One of the most original books I’ve read in a long while, and one that brings up fascinating questions about the relationship between maps and the places they depict. From the beginning of their studies at the University of Wisconsin, the friends who call themselves the Cartographers live to make maps come alive. After grad school, they begin work on The Dreamer’s Atlas, which will feature “fantastical recreations of real places, and…realistic ones of imaginary places”—for example, the magic-tinged maps from Lord of the Rings will be made to look real and actual places will be given the fantasy treatment. The work is soon abandoned and the friends’ lives take a very wrong turn when they become obsessed with something outside the atlas. Move forward twenty-something years and Nell, daughter of two of the Cartographers, is struggling in a job she hates after being fired years before from the map division at New York Public Library by her father, a legendary archivist there.
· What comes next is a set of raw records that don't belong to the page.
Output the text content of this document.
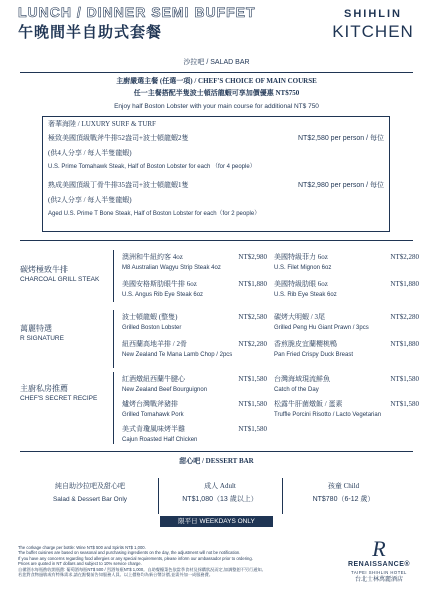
LUNCH / DINNER SEMI BUFFET
午晚間半自助式套餐
SHIHLIN
KITCHEN
沙拉吧 / SALAD BAR
主廚嚴選主餐 (任選一項) / CHEF'S CHOICE OF MAIN COURSE
任一主餐搭配半隻波士頓活龍蝦可享加價優惠 NT$750
Enjoy half Boston Lobster with your main course for additional NT$ 750
奢華海陸 / LUXURY SURF & TURF
極致美國頂級戰斧牛排52盎司+波士頓龍蝦2隻	NT$2,580 per person / 每位
(供4人分享 / 每人半隻龍蝦)
U.S. Prime Tomahawk Steak, Half of Boston Lobster for each （for 4 people）
熟成美國頂級丁骨牛排35盎司+波士頓龍蝦1隻	NT$2,980 per person / 每位
(供2人分享 / 每人半隻龍蝦)
Aged U.S. Prime T Bone Steak, Half of Boston Lobster for each（for 2 people）
碳烤極致牛排
CHARCOAL GRILL STEAK
澳洲和牛紐約客 4oz	NT$2,980
M8 Australian Wagyu Strip Steak 4oz
美國特級菲力 6oz	NT$2,280
U.S. Filet Mignon 6oz
美國安格斯肋眼牛排 6oz	NT$1,880
U.S. Angus Rib Eye Steak 6oz
美國特級肋眼 6oz	NT$1,880
U.S. Rib Eye Steak 6oz
萬麗特選
R SIGNATURE
波士頓龍蝦 (整隻)	NT$2,580
Grilled Boston Lobster
碳烤大明蝦 / 3尾	NT$2,280
Grilled Peng Hu Giant Prawn / 3pcs
紐西蘭高地羊排 / 2骨	NT$2,280
New Zealand Te Mana Lamb Chop / 2pcs
香煎脆皮宜蘭櫻桃鴨	NT$1,880
Pan Fried Crispy Duck Breast
主廚私房推薦
CHEF'S SECRET RECIPE
紅酒燉紐西蘭牛腱心	NT$1,580
New Zealand Beef Bourguignon
台灣海域現流鮮魚	NT$1,580
Catch of the Day
爐烤台灣戰斧豬排	NT$1,580
Grilled Tomahawk Pork
松露牛肝菌燉飯 / 蛋素	NT$1,580
Truffle Porcini Risotto / Lacto Vegetarian
美式肯瓊風味烤半雞	NT$1,580
Cajun Roasted Half Chicken
甜心吧 / DESSERT BAR
純自助沙拉吧及甜心吧
Salad & Dessert Bar Only
成人 Adult
NT$1,080（13 歲以上）
孩童 Child
NT$780（6-12 歲）
限平日 WEEKDAYS ONLY
The corkage charge per bottle: Wine NT$ 500 and Spirits NT$ 1,000.
The buffet cuisines are based on seasonal and purchasing ingredients on the day, the adjustment will not be notification.
If you have any concerns regarding food allergies or any special requirements, please inform our ambassador prior to ordering.
Prices are quoted in NT dollars and subject to 10% service charge.
自備酒水每瓶酌收開瓶費: 葡萄酒每瓶NT$ 500 / 烈酒每瓶NT$ 1,000。自助餐檯菜色依當季食材及採購狀況而定,如調整恕不另行通知。
若您對食物過敏或有特殊需求,請在點餐前告知服務人員。以上價格均為新台幣計價,並需外加一成服務費。
R
RENAISSANCE®
TAIPEI SHIHLIN HOTEL
台北士林萬麗酒店
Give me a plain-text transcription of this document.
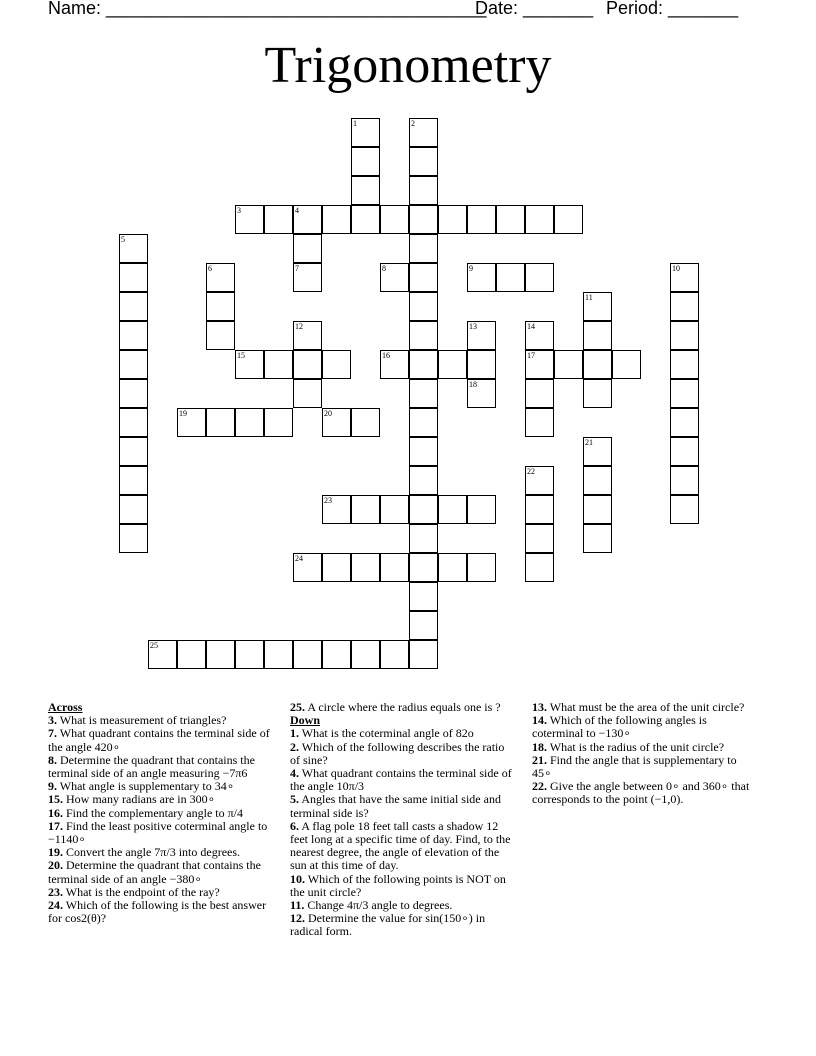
Name: ______________________________________
Date: _______ Period: _______
Trigonometry
1	2
3	4
5
6	7	8	9	10
11
12	13	14
15	16	17
18
19	20
21
22
23
24
25
Across
3. What is measurement of triangles?
7. What quadrant contains the terminal side of the angle 420∘
8. Determine the quadrant that contains the terminal side of an angle measuring −7π6
9. What angle is supplementary to 34∘
15. How many radians are in 300∘
16. Find the complementary angle to π/4
17. Find the least positive coterminal angle to −1140∘
19. Convert the angle 7π/3 into degrees.
20. Determine the quadrant that contains the terminal side of an angle −380∘
23. What is the endpoint of the ray?
24. Which of the following is the best answer for cos2(θ)?
25. A circle where the radius equals one is ?
Down
1. What is the coterminal angle of 82o
2. Which of the following describes the ratio of sine?
4. What quadrant contains the terminal side of the angle 10π/3
5. Angles that have the same initial side and terminal side is?
6. A flag pole 18 feet tall casts a shadow 12 feet long at a specific time of day. Find, to the nearest degree, the angle of elevation of the sun at this time of day.
10. Which of the following points is NOT on the unit circle?
11. Change 4π/3 angle to degrees.
12. Determine the value for sin(150∘) in radical form.
13. What must be the area of the unit circle?
14. Which of the following angles is coterminal to −130∘
18. What is the radius of the unit circle?
21. Find the angle that is supplementary to 45∘
22. Give the angle between 0∘ and 360∘ that corresponds to the point (−1,0).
She and her father haven’t been in touch in all those years, but she’s forced back to the library when he’s found dead at his desk, starting a series of very odd happenings that Nell must get to the bottom of if she doesn’t want to be murdered next. The library crimes here, while shocking, take a welcome back seat to the Cartographers gripping adventure, as Shepherd (The Book of M) lays bare how reality and wishes, passion and pain can coexist and become explosive. For fans of Zakiya Dalila Harris’ The Other Black Girl, which also swerves into unexpected waters.